Dr Richard Aspin pursues the dramatic account by a Victorian barrister admitted to a lunatic asylum in 1875 in the newly digitised casebooks of Ticehurst House Hospital.
“I was therefore ‘removed,’ half-dying, in a state of semi-consciousness, I can scarcely remember how, to the castellated mansion mentioned in my first chapter. The wrong should have been impossible, of course; but it is possible, and it is law. My liberty, and my very existence as an individual being, had been signed away behind my back. In my weakened perceptions I at first thought that the mansion was an hotel.
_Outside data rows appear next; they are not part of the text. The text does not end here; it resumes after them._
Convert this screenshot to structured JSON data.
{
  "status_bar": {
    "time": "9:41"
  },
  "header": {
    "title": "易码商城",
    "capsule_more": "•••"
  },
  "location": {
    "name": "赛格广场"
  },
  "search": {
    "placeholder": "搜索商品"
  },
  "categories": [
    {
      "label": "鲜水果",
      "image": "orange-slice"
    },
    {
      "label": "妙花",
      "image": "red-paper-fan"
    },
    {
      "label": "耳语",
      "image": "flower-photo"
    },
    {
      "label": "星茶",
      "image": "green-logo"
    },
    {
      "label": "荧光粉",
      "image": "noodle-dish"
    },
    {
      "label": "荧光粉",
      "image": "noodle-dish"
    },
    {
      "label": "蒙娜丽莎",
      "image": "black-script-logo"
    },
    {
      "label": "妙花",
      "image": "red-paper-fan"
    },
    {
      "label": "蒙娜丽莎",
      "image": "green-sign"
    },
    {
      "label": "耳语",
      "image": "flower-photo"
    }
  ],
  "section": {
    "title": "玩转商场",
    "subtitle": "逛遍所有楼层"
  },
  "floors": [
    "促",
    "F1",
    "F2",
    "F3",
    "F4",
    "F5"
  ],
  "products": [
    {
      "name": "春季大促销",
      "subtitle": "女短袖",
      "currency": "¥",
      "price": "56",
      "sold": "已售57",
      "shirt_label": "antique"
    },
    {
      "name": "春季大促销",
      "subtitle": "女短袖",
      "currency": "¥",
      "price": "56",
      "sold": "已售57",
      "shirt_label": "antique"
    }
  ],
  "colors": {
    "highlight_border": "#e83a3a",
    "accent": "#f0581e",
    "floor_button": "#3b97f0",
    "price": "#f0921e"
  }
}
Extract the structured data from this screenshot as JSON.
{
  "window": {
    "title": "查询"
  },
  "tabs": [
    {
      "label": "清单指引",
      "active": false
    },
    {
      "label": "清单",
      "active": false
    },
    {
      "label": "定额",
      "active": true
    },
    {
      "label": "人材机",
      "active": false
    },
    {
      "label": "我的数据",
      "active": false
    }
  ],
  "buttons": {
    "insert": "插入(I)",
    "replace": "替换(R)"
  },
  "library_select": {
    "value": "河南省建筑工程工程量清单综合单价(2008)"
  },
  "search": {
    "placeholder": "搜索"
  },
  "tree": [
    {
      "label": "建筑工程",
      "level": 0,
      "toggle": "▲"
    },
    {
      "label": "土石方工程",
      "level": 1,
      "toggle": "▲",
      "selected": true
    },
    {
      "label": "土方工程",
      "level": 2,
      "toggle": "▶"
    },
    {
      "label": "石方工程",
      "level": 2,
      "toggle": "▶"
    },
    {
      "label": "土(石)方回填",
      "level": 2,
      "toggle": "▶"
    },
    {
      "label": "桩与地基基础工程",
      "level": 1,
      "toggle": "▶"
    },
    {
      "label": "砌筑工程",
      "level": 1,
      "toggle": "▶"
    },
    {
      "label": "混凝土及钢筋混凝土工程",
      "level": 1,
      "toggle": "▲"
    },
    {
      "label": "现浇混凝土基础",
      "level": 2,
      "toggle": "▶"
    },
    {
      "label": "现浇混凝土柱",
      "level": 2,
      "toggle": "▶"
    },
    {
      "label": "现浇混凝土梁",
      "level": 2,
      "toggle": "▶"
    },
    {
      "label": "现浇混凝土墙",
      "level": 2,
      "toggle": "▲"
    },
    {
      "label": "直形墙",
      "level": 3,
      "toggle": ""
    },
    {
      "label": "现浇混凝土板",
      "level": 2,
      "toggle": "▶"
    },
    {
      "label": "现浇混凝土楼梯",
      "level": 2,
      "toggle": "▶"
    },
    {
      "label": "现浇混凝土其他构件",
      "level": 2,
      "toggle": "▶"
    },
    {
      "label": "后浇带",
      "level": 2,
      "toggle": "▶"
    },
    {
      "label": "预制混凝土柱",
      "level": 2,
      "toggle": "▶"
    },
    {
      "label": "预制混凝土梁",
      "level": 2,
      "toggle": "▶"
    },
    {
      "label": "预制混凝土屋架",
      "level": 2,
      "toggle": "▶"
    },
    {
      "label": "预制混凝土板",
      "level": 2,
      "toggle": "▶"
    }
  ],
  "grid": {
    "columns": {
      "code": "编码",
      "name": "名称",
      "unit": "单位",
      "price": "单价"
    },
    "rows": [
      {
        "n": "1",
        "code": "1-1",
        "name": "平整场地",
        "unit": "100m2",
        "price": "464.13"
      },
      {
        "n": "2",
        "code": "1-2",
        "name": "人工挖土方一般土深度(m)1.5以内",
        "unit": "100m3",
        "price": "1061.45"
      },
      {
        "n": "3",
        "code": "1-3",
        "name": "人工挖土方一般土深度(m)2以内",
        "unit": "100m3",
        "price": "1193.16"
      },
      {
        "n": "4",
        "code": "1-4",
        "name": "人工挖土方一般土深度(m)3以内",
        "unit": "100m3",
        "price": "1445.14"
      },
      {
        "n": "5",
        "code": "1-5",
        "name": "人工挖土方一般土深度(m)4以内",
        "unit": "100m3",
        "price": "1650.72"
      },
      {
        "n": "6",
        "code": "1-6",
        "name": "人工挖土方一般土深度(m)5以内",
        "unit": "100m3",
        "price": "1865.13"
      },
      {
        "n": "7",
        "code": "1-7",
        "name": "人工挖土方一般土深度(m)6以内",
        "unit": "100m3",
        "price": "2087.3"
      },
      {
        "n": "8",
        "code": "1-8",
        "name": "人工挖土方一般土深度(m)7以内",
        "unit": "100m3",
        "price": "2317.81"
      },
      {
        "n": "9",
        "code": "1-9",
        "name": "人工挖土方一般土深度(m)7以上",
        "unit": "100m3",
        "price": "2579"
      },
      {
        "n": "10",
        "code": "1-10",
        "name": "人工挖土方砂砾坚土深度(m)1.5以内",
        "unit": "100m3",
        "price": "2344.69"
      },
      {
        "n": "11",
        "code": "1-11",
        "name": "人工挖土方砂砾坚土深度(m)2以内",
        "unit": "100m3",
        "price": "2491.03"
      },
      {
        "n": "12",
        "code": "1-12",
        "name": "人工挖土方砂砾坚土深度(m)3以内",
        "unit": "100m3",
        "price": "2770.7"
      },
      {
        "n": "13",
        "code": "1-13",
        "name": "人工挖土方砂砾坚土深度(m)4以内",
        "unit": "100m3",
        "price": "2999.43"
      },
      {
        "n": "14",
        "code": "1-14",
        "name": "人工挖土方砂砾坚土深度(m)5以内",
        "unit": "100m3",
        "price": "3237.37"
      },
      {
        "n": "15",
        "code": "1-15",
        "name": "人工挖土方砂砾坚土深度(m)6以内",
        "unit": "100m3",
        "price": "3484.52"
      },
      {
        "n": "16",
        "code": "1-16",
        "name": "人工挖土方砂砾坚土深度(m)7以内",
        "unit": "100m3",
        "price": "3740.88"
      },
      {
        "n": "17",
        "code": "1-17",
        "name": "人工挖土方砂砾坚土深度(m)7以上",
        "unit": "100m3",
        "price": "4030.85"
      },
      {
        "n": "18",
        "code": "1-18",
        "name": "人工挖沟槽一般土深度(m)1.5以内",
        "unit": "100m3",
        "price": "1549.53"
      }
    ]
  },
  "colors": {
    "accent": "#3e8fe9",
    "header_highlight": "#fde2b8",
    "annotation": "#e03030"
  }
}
Left alone in a big room on the first evening, I was puzzled by the entrance of a wild-looking man, who described figures in the air with his hand, to an accompaniment of gibber, ate a pudding with his fingers at the other end of a long table, and retired. My nerve was shaken to its weakest, remember; and I was alone with him! It was not an hotel. It was a lunatic asylum.”
In this shocking account from Herman Charles Merivale (1839-1906) it shows the way hospitals treated the mentally ill. Looking into this closer I am really interested in the treatment of the mentally ill during the Victorian era as it has always interested me. I love looking at the ways people were treated and what they were admitted to the hospital for. This has interested me due to the massive leap we have made in medicine and how different it is compared to today's mental health hospitals. This being said I researched for Victorian asylums and found some interesting stuff. I want to link this with my final project and my final images. The misplacement of the patients is quite interesting as they were put in the hospital for the most bizarre reasons. I have found afew images of this real life asylum and feel they link really well with the similar ideas from both Arthur Tress and Meatyard both of which I have researched and found as a big inspiration.